Scharovsky tomó clases magistrales con Leonard Bernstein, Franco Ferrara y se ganó el primer lugar en una competencia realizada por Zubin Mehta para la Filarmónica de Israel. Ganó el primer lugar entre más de 30 aspirantes y, a partir de ese momento, comenzó a ser director invitado de manera internacional. De este punto en adelante, la enumeración de lugares y años podría tomar un rato y mucho más espacio de este impreso: director de la Orquesta Sinfónica de Israel, director residente en la Ópera de Helsinki (Finlandia), director de la Orquesta Sinfónica de Río de Janeiro, director de la Orquesta Sinfónica de Roma, director de la Sinfónica de Aviñón de Francia, director de la Filarmónica de Macedonia, regreso a Jerusalén y, finalmente, director de la Orquesta Sinfónica de Colombia.

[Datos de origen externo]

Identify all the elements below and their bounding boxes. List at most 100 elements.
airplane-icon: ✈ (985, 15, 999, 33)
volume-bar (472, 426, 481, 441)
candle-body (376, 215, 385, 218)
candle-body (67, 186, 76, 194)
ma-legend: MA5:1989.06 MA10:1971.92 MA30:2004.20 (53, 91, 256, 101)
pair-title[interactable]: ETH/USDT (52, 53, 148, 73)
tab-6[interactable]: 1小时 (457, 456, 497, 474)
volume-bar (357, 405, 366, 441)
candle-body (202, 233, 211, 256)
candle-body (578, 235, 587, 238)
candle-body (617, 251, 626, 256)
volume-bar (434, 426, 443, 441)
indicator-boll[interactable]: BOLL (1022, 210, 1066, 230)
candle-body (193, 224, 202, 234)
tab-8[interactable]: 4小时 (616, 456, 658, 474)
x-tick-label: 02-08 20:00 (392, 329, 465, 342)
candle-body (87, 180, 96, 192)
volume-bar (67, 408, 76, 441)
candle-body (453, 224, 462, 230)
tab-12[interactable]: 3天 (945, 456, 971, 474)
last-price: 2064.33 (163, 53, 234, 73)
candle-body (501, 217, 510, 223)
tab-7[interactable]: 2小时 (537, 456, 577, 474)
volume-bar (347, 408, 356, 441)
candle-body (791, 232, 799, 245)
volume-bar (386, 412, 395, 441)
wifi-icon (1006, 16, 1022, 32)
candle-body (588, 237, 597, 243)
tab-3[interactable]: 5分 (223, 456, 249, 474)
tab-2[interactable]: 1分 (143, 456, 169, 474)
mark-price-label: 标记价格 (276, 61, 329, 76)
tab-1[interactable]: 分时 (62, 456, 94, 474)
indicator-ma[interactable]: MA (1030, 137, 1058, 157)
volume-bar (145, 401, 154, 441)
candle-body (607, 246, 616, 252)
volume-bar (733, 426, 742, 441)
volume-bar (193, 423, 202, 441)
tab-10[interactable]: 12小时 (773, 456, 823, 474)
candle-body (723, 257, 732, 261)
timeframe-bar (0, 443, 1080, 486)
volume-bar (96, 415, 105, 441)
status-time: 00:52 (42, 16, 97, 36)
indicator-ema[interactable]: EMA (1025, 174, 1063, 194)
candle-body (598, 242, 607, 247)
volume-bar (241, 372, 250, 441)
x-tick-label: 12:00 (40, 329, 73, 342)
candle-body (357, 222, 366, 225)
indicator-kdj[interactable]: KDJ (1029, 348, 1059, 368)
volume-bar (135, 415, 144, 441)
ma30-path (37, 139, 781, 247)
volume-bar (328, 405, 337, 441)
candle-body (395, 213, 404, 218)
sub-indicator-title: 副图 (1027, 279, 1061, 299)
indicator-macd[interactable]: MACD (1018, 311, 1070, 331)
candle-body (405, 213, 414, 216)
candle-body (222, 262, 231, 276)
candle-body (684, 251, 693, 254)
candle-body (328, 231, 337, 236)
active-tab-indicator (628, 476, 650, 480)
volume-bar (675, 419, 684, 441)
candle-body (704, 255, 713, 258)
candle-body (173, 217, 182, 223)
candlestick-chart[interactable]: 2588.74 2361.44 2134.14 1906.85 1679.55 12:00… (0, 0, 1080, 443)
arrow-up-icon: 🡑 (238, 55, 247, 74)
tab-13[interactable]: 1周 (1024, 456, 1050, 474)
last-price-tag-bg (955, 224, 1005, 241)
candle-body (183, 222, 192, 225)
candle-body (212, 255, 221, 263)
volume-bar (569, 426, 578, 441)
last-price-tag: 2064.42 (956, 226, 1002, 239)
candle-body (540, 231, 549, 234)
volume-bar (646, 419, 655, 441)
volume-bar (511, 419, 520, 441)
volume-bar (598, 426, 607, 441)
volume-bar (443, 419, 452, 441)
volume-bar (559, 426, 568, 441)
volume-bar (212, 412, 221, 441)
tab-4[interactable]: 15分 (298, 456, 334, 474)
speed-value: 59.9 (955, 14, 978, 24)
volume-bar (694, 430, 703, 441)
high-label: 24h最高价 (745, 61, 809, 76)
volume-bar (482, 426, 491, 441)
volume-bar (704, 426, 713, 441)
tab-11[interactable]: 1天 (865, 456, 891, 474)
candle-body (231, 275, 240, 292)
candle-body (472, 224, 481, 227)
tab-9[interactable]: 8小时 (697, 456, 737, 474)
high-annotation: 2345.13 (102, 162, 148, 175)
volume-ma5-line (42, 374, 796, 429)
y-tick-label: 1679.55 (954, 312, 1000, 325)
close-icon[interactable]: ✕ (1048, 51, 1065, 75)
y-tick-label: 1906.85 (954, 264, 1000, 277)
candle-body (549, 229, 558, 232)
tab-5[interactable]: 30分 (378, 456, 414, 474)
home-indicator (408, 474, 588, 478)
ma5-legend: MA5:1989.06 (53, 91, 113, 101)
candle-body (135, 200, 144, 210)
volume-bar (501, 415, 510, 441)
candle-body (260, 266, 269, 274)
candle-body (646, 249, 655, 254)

Y sobre su “última apuesta” insiste en que su amor con los músicos colombianos fue inmediato y que él cree en este tipo de cosas. No cree en la reencarnación, pero sí el amor a primera vista. Que de las 70 orquestas en más de 27 países que ha dirigido, la de Colombia es de las más importantes y que se debe a la actitud, a la posibilidad de la excelencia que consiguió con los músicos que la integran. Que gestionar esta gira y elegir un repertorio con tantas posibilidades para que algunos de ellos se lucieran fue su forma de ponerles en bandeja de plata a los países visitados (Brasil y Argentina) el talento y el trabajo que él había encontrado en un país que nunca lo trató como extranjero.
¿Por qué decidió ser director de orquesta?
Es maravilloso traducir la música según tu interpretación, eres un instrumento para llegar a un objetivo, y las obras que se escribieron para orquesta son absolutamente maravillosas. Estudié composición y nunca escribí nada porque como director uno es muy crítico. Jamás habría llegado a lo que hicieron Mozart o Stravinski... Es un tema de personalidad: el director es el número uno, es quien lidera. Y toda la vida he liderado, he estado adelante.
¿Qué quisiera o espera del futuro?
Afianzar la era de oro que estamos vivenciando, para que permanezca en el futuro como un legado de la orquesta.